Nokia's agentic AI capabilities address four operational areas. The first is an AI assistant with a conversational interface that gives technicians and support teams instant access to product knowledge, accelerating training and day-to-day problem solving without requiring a human expert to be on call.

The second is AI-powered guidance for field technicians during surveys and installations, including computer vision technology that validates the quality of work completed and builds a live digital twin of the fiber-to-the-home network.

This capability addresses one of the most persistent cost drivers in fixed network rollout, return visits to construction sites when installations need correction, according to the press release.

The third is automated diagnostics that detect network degradations and prevent outages before customers are affected. The fourth is a troubleshooting agent that performs root cause analysis across home and access networks, using advanced reasoning to pinpoint faults faster, reduce ticket volume, and increase first-call resolution rates.

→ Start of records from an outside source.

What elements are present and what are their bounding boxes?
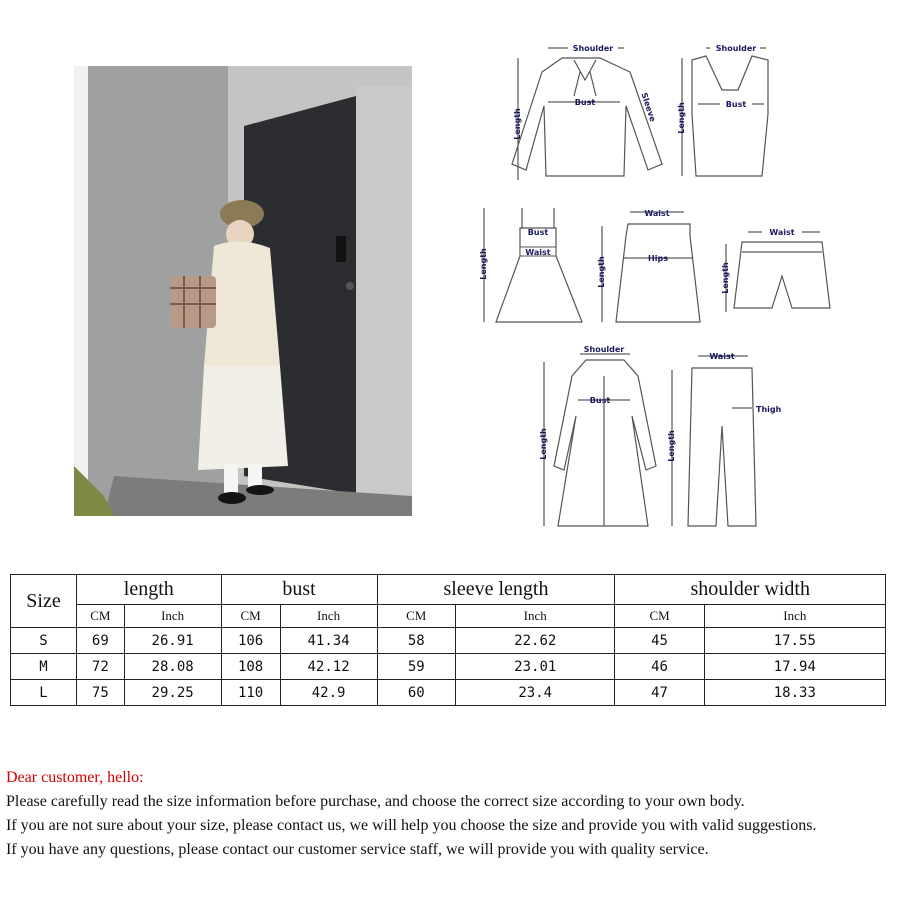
value-cell: 59 [377,654,455,680]
value-cell: 17.94 [704,654,885,680]
unit-cell: CM [221,605,280,628]
coat-diagram [539,345,656,526]
dress-diagram [479,208,582,322]
pants-diagram [667,352,782,526]
blouse-diagram [512,42,662,180]
unit-cell: CM [77,605,125,628]
unit-row [11,605,886,628]
value-cell: 26.91 [124,628,221,654]
blouse-bust-label: Bust [574,98,596,107]
sleeve-length-header: sleeve length [377,575,615,605]
value-cell: 42.12 [280,654,377,680]
shoulder-width-header: shoulder width [615,575,886,605]
size-cell: S [11,628,77,654]
skirt-hips-label: Hips [648,254,668,263]
customer-notes [6,766,896,862]
table-row [11,680,886,706]
value-cell: 41.34 [280,628,377,654]
unit-cell: Inch [124,605,221,628]
value-cell: 18.33 [704,680,885,706]
value-cell: 42.9 [280,680,377,706]
value-cell: 22.62 [455,628,615,654]
note-line: If you have any questions, please contact our customer service staff, we will provide you with quality service. [6,841,709,858]
coat-length-label: Length [539,428,548,460]
value-cell: 106 [221,628,280,654]
table-row [11,654,886,680]
size-header: Size [11,575,77,628]
length-header: length [77,575,222,605]
size-cell: M [11,654,77,680]
unit-cell: Inch [455,605,615,628]
unit-cell: CM [377,605,455,628]
value-cell: 17.55 [704,628,885,654]
value-cell: 28.08 [124,654,221,680]
shorts-diagram [721,226,830,312]
vest-shoulder-label: Shoulder [715,44,757,53]
blouse-shoulder-label: Shoulder [572,44,614,53]
unit-cell: Inch [280,605,377,628]
unit-cell: Inch [704,605,885,628]
shorts-waist-label: Waist [769,228,795,237]
value-cell: 72 [77,654,125,680]
vest-bust-label: Bust [725,100,747,109]
pants-length-label: Length [667,430,676,462]
dress-waist-label: Waist [525,248,551,257]
coat-shoulder-label: Shoulder [583,345,625,354]
measurement-diagrams [470,36,850,536]
table-row [11,628,886,654]
value-cell: 29.25 [124,680,221,706]
vest-diagram [677,42,768,176]
note-line: Please carefully read the size information before purchase, and choose the correct size according to your own body. [6,793,745,810]
value-cell: 108 [221,654,280,680]
skirt-diagram [597,209,700,322]
size-chart-table [10,574,886,706]
dress-bust-label: Bust [527,228,549,237]
note-line: If you are not sure about your size, please contact us, we will help you choose the size and provide you with valid suggestions. [6,817,817,834]
value-cell: 45 [615,628,704,654]
value-cell: 47 [615,680,704,706]
value-cell: 23.01 [455,654,615,680]
skirt-length-label: Length [597,256,606,288]
blouse-sleeve-label: Sleeve [639,91,658,123]
bust-header: bust [221,575,377,605]
value-cell: 58 [377,628,455,654]
value-cell: 23.4 [455,680,615,706]
skirt-waist-label: Waist [644,209,670,218]
value-cell: 110 [221,680,280,706]
value-cell: 60 [377,680,455,706]
dress-length-label: Length [479,248,488,280]
product-photo [74,66,412,516]
value-cell: 75 [77,680,125,706]
greeting-text: Dear customer, hello: [6,769,144,786]
coat-bust-label: Bust [589,396,611,405]
size-cell: L [11,680,77,706]
pants-thigh-label: Thigh [756,405,782,414]
shorts-length-label: Length [721,262,730,294]
pants-waist-label: Waist [709,352,735,361]
vest-length-label: Length [677,102,686,134]
blouse-length-label: Length [513,108,522,140]
table-header-row [11,575,886,605]
value-cell: 69 [77,628,125,654]
unit-cell: CM [615,605,704,628]
value-cell: 46 [615,654,704,680]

Nokia quantified the expected operational impact across all four areas: first-contact helpdesk resolution rates above 50%, network incident qualification within 5 minutes, and a 50% reduction in return visits to construction sites and connected homes.

Nokia says it designed the system to avoid the vendor lock-in that has complicated AI adoption across regulated industries. Operators retain full strategic control, they can work with the LLM that best fits their specific use case, use their own interfaces, and connect their own data sources as they scale AI across their business.

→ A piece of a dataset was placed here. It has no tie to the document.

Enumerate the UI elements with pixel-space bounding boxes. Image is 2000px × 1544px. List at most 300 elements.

"Vendors like Nokia that combine deep domain expertise with real-world scale are best positioned to deliver reliable outcomes. Nokia's approach reflects many of the right architectural principles, including autonomous control loops, structured data models, and open APIs, which are critical to making automation easy and AI responses accurate,” said Grant Lenahan, Partner and Principal Analyst at Appledore Research.

The telecom industry is projected to invest $6.2 billion in agentic AI by 2030, according to figures cited by Nokia.